Morrisons is the overwhelming first choice of suppliers in the battle to win control of Safeway.
Brand manufacturers and own label suppliers contacted by The Grocer expressed deep concerns about the power of Sainsbury and Wal-Mart/Asda should either succeed in a bid.
Both major global players and small local producers had the same reservations.
"Morrisons is the one we would like to do the deal in order to level the playing field," said one international packaged goods company.
"Four good size players are preferable to three much larger retailers asserting more influence.
"This would result in competitive disadvantages for the food manufacturer."
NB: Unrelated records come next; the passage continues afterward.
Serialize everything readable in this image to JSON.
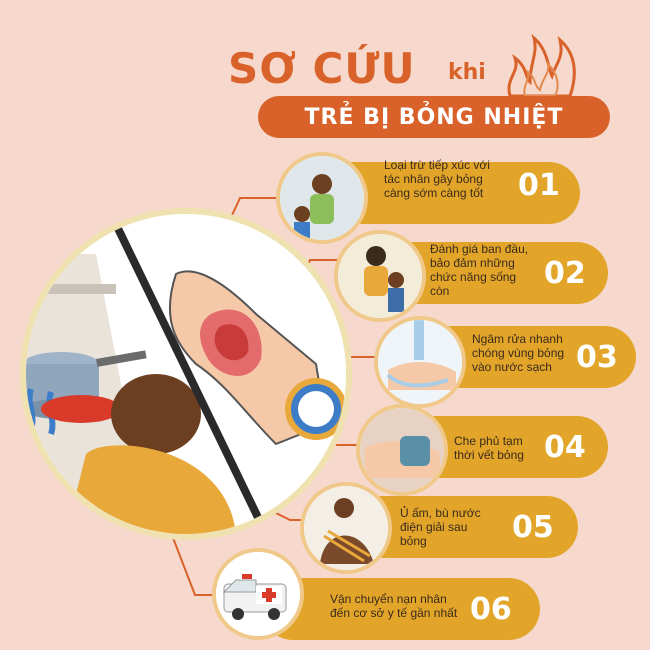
{
  "title": {
    "main": "SƠ CỨU",
    "connector": "khi",
    "banner": "TRẺ BỊ BỎNG NHIỆT"
  },
  "steps": [
    {
      "number": "01",
      "text": "Loại trừ tiếp xúc với tác nhân gây bỏng càng sớm càng tốt"
    },
    {
      "number": "02",
      "text": "Đánh giá ban đầu, bảo đảm những chức năng sống còn"
    },
    {
      "number": "03",
      "text": "Ngâm rửa nhanh chóng vùng bỏng vào nước sạch"
    },
    {
      "number": "04",
      "text": "Che phủ tạm thời vết bỏng"
    },
    {
      "number": "05",
      "text": "Ủ ấm, bù nước điện giải sau bỏng"
    },
    {
      "number": "06",
      "text": "Vận chuyển nạn nhân đến cơ sở y tế gần nhất"
    }
  ],
  "colors": {
    "background": "#f6d9cc",
    "accent": "#d9622b",
    "pill": "#e2a52a",
    "ring": "#f0c88a"
  },
  "icons": [
    "flame-icon",
    "ambulance-icon",
    "burned-hand-icon",
    "boiling-pot-icon"
  ]
}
One small Scottish supplier agreed. "I would prefer to see Morrisons take it over. At the moment we do not have much clout. But it could be beneficial for us if Safeway got taken over as it is an opportunity to get greater coverage nationwide."
Morrisons has identified cost savings of at least £250m a year, of which £75m will come from better buying terms.
In its submission to the Office of Fair Trading this week the company said: "Suppliers will not be adversely affected; indeed smaller suppliers are likely to see higher sales from the merged group's commercial strategy."
In comparison Sainsbury believes it can deliver over £300m in synergies, with £125m coming from sourcing.
Chief executive Sir Peter Davis said he was confident that manufacturers and farmers would prefer a Sainsbury win. "I am absolutely sure most would want a bid for Sainsbury to succeed.
"We are not talking about taking four to three but strengthening the number two to put more pressure on Tesco."
Asda has yet to reveal details of the savings it expects should it go ahead and table a formal bid for Safeway.
This week suppliers were working out models based on all potential outcomes. A key issue is where offloaded stores will be located (see right). "We are especially strong in the north west and crossover here will be an issue for us," said one major brand owner.
Another thinks the likely outcome is acquisition by a private equity company and the subsequent break up of Safeway.
This looked more likely this week when Credit Suisse First Boston quit as Safeway's broker after 10 years, citing a potential conflict of interest.
This raised speculation it was working for another client, possibly US private equity giant Kohlberg Kravis Roberts.
As one supplier concluded: "What ever happens there will be inevitable pressure on margins and a retendering process."